EM: Beratungsstellen rechnen nicht mit hohem Anstieg der Sexarbeit

Die Beratungsstellen für Sexarbeiterinnen und Sexarbeiter in NRW rechnen nicht mit einer Zunahme der Prostitution durch die anstehende Fußball-Europameisterschaft. Ein „Ansturm“ auf die bestehende Szene durch Prostituierte aus dem Ausland sei definitiv nicht zu erwarten, sagte Tamara Degenhard, Leiterin der Landeskoordinierungsstelle Prostitution und Sexarbeit NRW, am Mittwoch in Dortmund. Allenfalls rechne man mit einem leichten Anstieg der Nachfrage an den EM-Spielorten. „Aber das ist auch bei jeder Messe so“, erklärte Degenhard.

Kritisch beurteilt die Expertin das Prostituiertenschutzgesetz von 2017 und fordert eine Reform. Zwar müssten sich Sexarbeiterinnen seitdem bei den Behörden anmelden. Doch das unkontrollierbare Dunkelfeld der Szene sei nach wie vor groß, sagte Degenhard, die auch Leiterin der Dortmunder Beratungsstelle für Sexarbeiterinnen „Kober“ ist.
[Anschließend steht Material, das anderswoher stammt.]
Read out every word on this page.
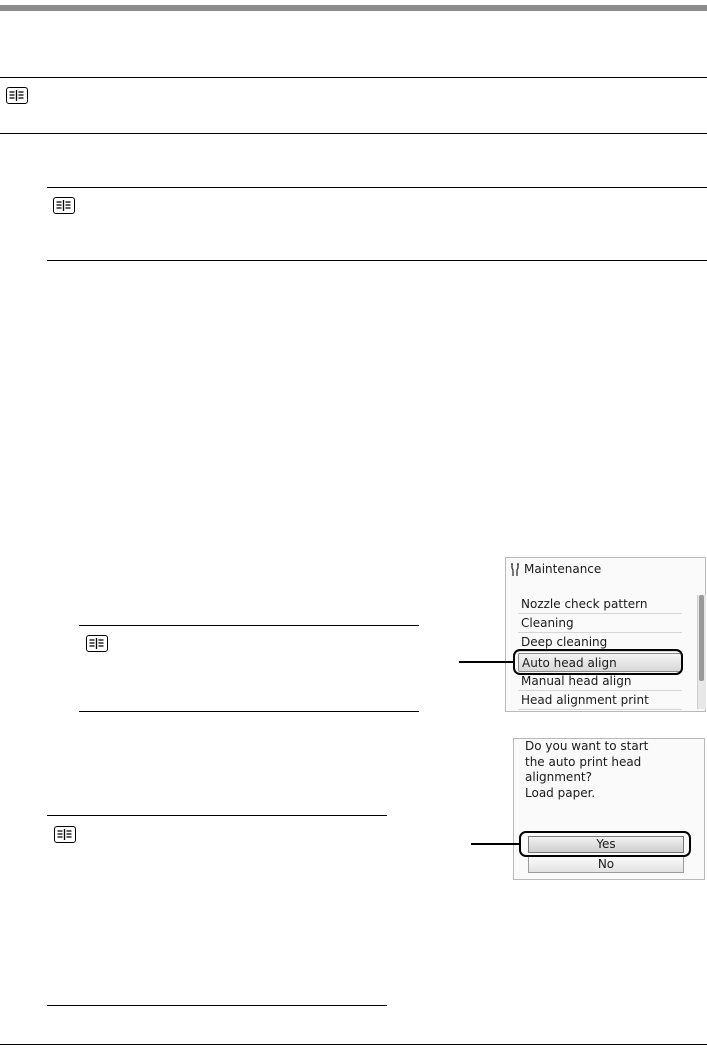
Maintenance
Nozzle check pattern
Cleaning
Deep cleaning
Auto head align
Manual head align
Head alignment print
Do you want to start
the auto print head
alignment?
Load paper.
Yes
No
Gerade Menschen, die aufgrund einer Sucht in der Beschaffungsprostitution tätig seien, würden von dem Gesetz überhaupt nicht erreicht.
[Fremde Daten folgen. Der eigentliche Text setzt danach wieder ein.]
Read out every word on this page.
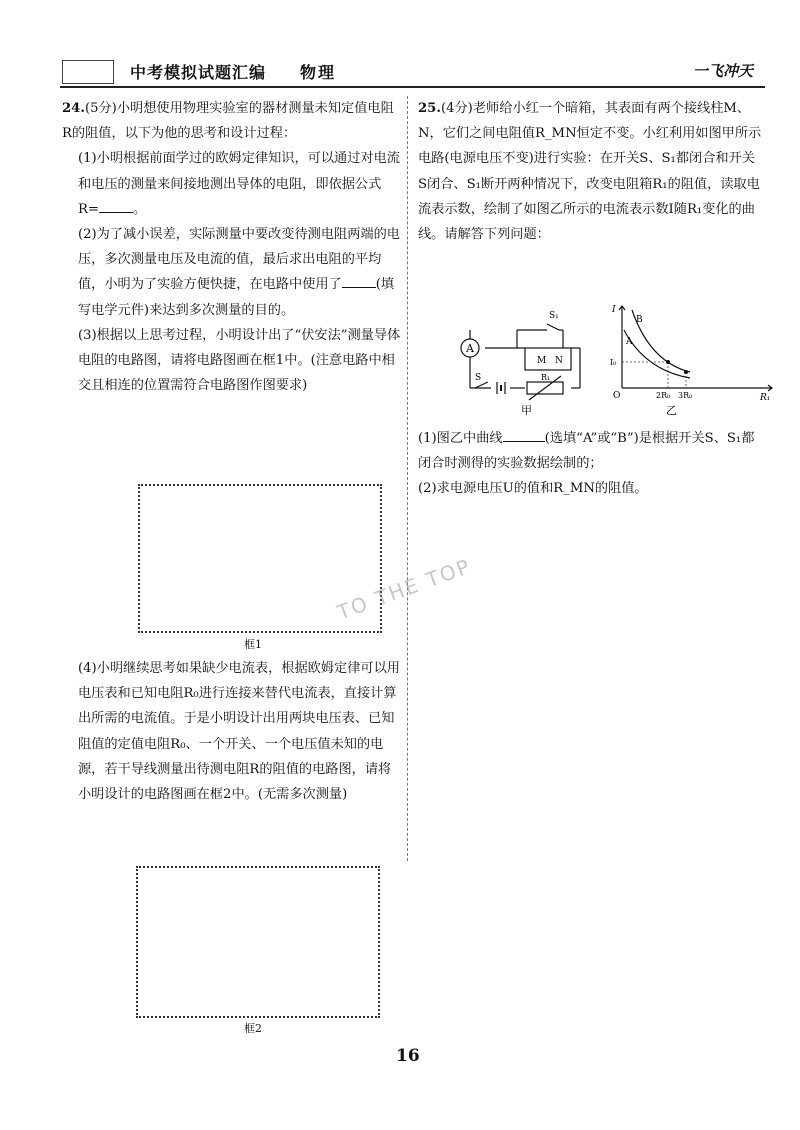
中考模拟试题汇编 物理	一飞冲天

24.(5分)小明想使用物理实验室的器材测量未知定值电阻R的阻值，以下为他的思考和设计过程：

(1)小明根据前面学过的欧姆定律知识，可以通过对电流和电压的测量来间接地测出导体的电阻，即依据公式R=	。

(2)为了减小误差，实际测量中要改变待测电阻两端的电压，多次测量电压及电流的值，最后求出电阻的平均值，小明为了实验方便快捷，在电路中使用了	(填写电学元件)来达到多次测量的目的。

(3)根据以上思考过程，小明设计出了“伏安法”测量导体电阻的电路图，请将电路图画在框1中。(注意电路中相交且相连的位置需符合电路图作图要求)

框1

(4)小明继续思考如果缺少电流表，根据欧姆定律可以用电压表和已知电阻R₀进行连接来替代电流表，直接计算出所需的电流值。于是小明设计出用两块电压表、已知阻值的定值电阻R₀、一个开关、一个电压值未知的电源，若干导线测量出待测电阻R的阻值的电路图，请将小明设计的电路图画在框2中。(无需多次测量)

框2

25.(4分)老师给小红一个暗箱，其表面有两个接线柱M、N，它们之间电阻值R_MN恒定不变。小红利用如图甲所示电路(电源电压不变)进行实验：在开关S、S₁都闭合和开关S闭合、S₁断开两种情况下，改变电阻箱R₁的阻值，读取电流表示数，绘制了如图乙所示的电流表示数I随R₁变化的曲线。请解答下列问题：

A
S₁
M N
S	R₁
甲
I
B
A
I₀
O	2R₀ 3R₀	R₁
乙

(1)图乙中曲线	(选填“A”或“B”)是根据开关S、S₁都闭合时测得的实验数据绘制的；

(2)求电源电压U的值和R_MN的阻值。

TO THE TOP
16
Zudem fühlten sich die vor allem aus Osteuropa stammenden Menschen in der Armutsprostitution durch das Gesetz stigmatisiert, etwa durch eine Ausweispflicht, die sie als Prostituierte kennzeichnet. „Das müsste angepasst werden, damit die Menschen auch erkennen, dass das Gesetz sie schützen und unterstützen soll, und dass es einen Sinn hat, sich anzumelden“, unterstrich Degenhard. Das in der Politik diskutierte „nordischen Modell“ mit einem Sexkaufverbot und gleichzeitiger Entkriminalisierung von Prostituierten sehe sie skeptisch. Es treibe die Menschen vermehrt in die Illegalität und vergrößere das Dunkelfeld noch, warnte sie. „In der Prostitution wird viel Geld verdient, entsprechend groß ist die kriminelle Energie, ein solches Verbot zu umgehen.“

Die Landeskoordinierungsstelle Prostitution und Sexarbeit NRW (LaKo) hat das Ziel, die Lebens- und Arbeitsbedingungen von Menschen in der Prostitution und Sexarbeit zu verbessern. Sie wird als Modellprojekt vom nordrhein-westfälischen Ministerium für Kinder, Jugend, Familie, Gleichstellung, Flucht und Integration gefördert. Ihren Sitz hat die LaKo in der Beratungsstelle „Kober“, die vom Sozialdienst katholischer Frauen in Dortmund getragen wird.